The temptation to settle on one and secretly believe that it is the real deal, in contrast to what other people like, just isn't there for me. Plus, I don't listen to much of any of it at this point.  I sing whatever they put in front of me on Sunday with joy, partly because I like it, but also because I don't have to choose it, rehearse it, and lead it as I used to. Also, I hum to myself a lot.

I have decided I am tired of those articles by Christians disliking modern worship expressions as shallow or repetitive or simplistic or whatever it is that's bothering them.  I've had forty years of complaints, I know what the general outline is, and I know where the comments are going to go after.  Failure to abandon the old and take up the new was one of the reasons my last church collapsed. (I'm still not over it six years later,)  We had lots of people who were musicians, they appreciated and understood older, more complicated music in various styles, they made a strong effort to sing lustily (even though this is New England, and pretty Northern European), and it never quite worked. Perhaps we could not have done otherwise, for it was not in our nature.

My son has moved to a different church in Houston, with mostly modern styles.  He makes videos and directs worship, and also does concert videos of the bands (plus some of their separate professional work.)  This is a good time to send you over to the videos of what he does in Texas.  The video at the top is one of his.. Most of it is original music, which if you haven't done that for worship, you probably don't know how hard that is. I suspect that a lot of this is exactly what some of you are trying to get away from.  But I've learned to like it just fine. If you do like it, he links on to the whole of the concerts, albums, or services that he presents part of.


james said...

I figure that music in worship serves a number of different purposes. One is to guide meditation--and any number of styles work just fine. If the congregation is supposed to be singing along, that restricts the styles/performance somewhat. If the congregation knows the music, and is attuned to the cues of whoever is leading the music, all is well. (Frequent repetition isn't limited to modern praise choruses--I'm thinking of some common black church styles.) But if they don't know it well--I've asked why the band gets monitors but not the congregation. I have endured many songs where I had to drop out because the fortissimo made it impossible to hear myself. When they really get rocking, the angels reach for earplugs. Yet the songs, by themselves, were fine.

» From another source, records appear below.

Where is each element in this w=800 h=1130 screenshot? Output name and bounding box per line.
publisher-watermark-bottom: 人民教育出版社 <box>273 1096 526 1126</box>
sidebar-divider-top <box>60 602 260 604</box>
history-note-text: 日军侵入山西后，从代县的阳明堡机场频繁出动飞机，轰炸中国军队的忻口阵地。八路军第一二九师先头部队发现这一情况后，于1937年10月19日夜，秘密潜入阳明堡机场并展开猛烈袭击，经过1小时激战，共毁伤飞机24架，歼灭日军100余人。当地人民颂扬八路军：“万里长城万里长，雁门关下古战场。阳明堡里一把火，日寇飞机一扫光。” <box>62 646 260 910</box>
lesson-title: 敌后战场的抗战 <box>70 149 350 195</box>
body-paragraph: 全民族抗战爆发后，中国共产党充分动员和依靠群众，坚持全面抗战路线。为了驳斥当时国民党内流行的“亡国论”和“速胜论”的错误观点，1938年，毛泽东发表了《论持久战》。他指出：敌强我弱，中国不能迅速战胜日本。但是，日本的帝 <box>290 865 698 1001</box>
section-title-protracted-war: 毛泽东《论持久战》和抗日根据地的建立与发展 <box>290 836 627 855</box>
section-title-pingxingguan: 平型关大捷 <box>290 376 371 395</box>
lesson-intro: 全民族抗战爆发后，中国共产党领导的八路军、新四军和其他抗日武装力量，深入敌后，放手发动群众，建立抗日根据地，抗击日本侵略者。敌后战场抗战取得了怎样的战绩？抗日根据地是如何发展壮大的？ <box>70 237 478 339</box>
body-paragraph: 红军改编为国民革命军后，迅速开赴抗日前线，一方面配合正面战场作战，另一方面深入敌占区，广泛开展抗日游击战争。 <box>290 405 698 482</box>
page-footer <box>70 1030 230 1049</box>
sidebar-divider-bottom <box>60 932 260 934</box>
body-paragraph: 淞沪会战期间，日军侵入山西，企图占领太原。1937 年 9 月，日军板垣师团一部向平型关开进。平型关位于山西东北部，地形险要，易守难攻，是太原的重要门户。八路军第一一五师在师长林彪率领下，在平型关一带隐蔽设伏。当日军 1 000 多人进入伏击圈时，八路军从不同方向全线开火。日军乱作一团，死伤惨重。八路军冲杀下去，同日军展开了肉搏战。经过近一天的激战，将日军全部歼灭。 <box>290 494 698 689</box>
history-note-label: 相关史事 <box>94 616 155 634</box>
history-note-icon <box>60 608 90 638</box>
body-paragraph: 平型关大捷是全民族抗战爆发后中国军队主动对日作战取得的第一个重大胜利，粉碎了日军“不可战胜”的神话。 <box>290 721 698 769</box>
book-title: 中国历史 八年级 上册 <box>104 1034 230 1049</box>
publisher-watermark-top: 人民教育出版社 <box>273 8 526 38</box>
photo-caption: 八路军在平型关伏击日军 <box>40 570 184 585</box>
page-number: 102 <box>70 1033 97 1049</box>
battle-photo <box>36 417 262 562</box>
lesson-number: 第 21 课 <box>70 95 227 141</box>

I dislike this "roach-killer" style so much that I concluded that God wanted me to help them, and I spent a few years running monitors for the worship teams, until they reorganized the electronics and centralized the feeds. I really liked the people, and I got an appreciation for what they were trying to do, and I still dislike the implementation.

Texan99 said...

I regret the trend toward performance-and-inert-audience music. In principle I should like any music that's simple enough for the congregation to join but complex enough to be interesting. After all these years I still have no real idea why I love some music and can't bear other music. Why is one tune sappy but another simply pretty?

On the subject of music, I had "Walk Away Renee" in my head 24 hours a day for half a week recently. That's on you.

Assistant Village Idiot said...

The brain seeks completion and resolution. If you hear part of a song on the radio and then have to shut it off it is likely to stick in the mind all day. I was once told that singing the whole song out loud fixes that. I have tried it only a few times, but it seemed to work.

Thomas Doubting said...

For me, and of course just my opinion, I think there's a time and place for most kinds of music. I think there should be something like a regular Saturday night hoe-down where we can go to listen to the modern stuff, and get up and dance to it, and hang out and eat together, and have some good fellowship.

Christians just don't party together enough, IMO.

Texan99 said...

I wouldn't mind that at all; it's just that if I were choosing popular music to re-purpose, I'd pick something like "Barbara Ann," not this namby-pamby Xanax oleo-commercial off-Nashville stuff. If we're going to have rhythm, let's get something jungley and compelling going. It's not the modernity that's the problem, it's the saccharine, infantile vibe. Is this worship music, or a lullaby?